There was a swagger to our dear old dad. Not exactly charm, but a teeth-baring grin, a confidence that overwhelmed others, a feeling that things could go well for you but only if he wanted them to. His handshake conveyed a serious strength, but it felt a little contrived – like he’d read a manual on how to show dominance with physical contact. He knew the names of doormen, valets, the cleaner in his office, and more than once I saw him press money into their palms with a sort of aggressive gallantry. And still everyone who passed him looked faintly scared of the man. It felt pretty good to be the one in his company, truth be told. Respect, that’s what it felt like to me. People nodded at me as though I must be someone too, if I was part of Simon Artemis’s inner circle.
But when I wasn’t being dazzled by the power he exuded in the flesh, I would remember that he wasn’t wholly respected in the way he’d have liked to imagine he was. People in the City took a dim view of his bully boy tactics – it looked pretty grim when the Evening Standard did another splash on him double parking his latest supercar outside a hospital entrance so he could go get a massage, or berating a waiter for failing to clear plates at the speed he felt it warranted. A table was turned over on that occasion, if I remember correctly. The worst of his behaviour was his propensity to take a piss off the top of his office building, no matter which unfortunate might happen to be walking the pavement below. Luckily the press never picked up on that delightful titbit. Simon would call journalists who wrote such pieces, haranguing them for writing ‘bollocks’, and dismissing the stories as jealousy.
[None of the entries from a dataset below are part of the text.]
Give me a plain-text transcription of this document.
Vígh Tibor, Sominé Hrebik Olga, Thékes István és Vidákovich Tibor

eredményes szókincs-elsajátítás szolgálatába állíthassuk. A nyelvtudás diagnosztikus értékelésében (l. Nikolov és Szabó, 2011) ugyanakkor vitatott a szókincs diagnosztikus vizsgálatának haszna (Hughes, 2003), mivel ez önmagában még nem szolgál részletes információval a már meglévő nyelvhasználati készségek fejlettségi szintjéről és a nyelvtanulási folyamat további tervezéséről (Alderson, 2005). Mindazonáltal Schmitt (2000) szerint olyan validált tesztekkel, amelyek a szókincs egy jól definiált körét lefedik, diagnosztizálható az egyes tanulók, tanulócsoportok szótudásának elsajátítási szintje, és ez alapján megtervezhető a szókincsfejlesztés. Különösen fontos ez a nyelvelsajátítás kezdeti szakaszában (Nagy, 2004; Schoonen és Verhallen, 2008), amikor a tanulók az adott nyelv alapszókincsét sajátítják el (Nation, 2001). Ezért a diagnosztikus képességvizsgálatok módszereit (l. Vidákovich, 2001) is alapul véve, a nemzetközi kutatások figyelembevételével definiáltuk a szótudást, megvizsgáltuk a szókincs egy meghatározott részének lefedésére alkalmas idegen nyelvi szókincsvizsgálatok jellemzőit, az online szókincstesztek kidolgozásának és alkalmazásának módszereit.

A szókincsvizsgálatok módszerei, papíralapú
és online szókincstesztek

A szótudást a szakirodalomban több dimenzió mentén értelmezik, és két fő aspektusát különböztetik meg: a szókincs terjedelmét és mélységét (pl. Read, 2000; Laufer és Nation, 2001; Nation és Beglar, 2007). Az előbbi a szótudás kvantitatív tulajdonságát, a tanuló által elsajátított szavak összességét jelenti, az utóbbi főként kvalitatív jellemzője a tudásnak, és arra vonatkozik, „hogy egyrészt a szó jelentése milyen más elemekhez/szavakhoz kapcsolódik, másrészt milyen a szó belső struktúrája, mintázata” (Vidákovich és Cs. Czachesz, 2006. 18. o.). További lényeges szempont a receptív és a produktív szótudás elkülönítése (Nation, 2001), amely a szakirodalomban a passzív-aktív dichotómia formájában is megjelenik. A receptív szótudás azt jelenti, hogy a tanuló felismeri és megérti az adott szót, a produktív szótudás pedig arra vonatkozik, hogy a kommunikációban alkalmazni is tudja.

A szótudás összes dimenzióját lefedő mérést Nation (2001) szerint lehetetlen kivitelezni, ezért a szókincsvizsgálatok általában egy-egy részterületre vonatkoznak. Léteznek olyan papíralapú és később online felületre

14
Once, after he held a fiftieth birthday for his wife at the Colosseum (he actually hired out the bloody Colosseum, Grace), a tabloid ran a story sniffing at the reported £500,000 price tag, and he sent the journalist a first-class ticket to Rome with a note which read ‘Sorry you’ll have to queue with the rest of the great unwashed fuckers. Bet you’d have liked to see it at dusk with a glass of champagne in hand like we did.’ I wonder if she took him up on the offer?
He wanted to be part of the establishment, but he couldn’t quite conceal his provenance. I once looked down at his hands as he was talking and noticed that his nails were buffed shiny, almost as if he’d had a manicure. I suppose he might well have. I’m no metrosexual, but I know there are chaps who go in for that. But it’s never going to sit exactly right with the old guard, is it? But then he’d have known that and he still retained those gaudy edges. It was like he understood he’d never quite fit and so he doubled down. He’d drive up to a charity dinner in a car so flashy it would make people actually grimace, but then he’d spend more money than anyone else at the after-dinner auction, knowing that that way, high society would be forced to talk to him. To thank him. To engrave his name on a gallery wall.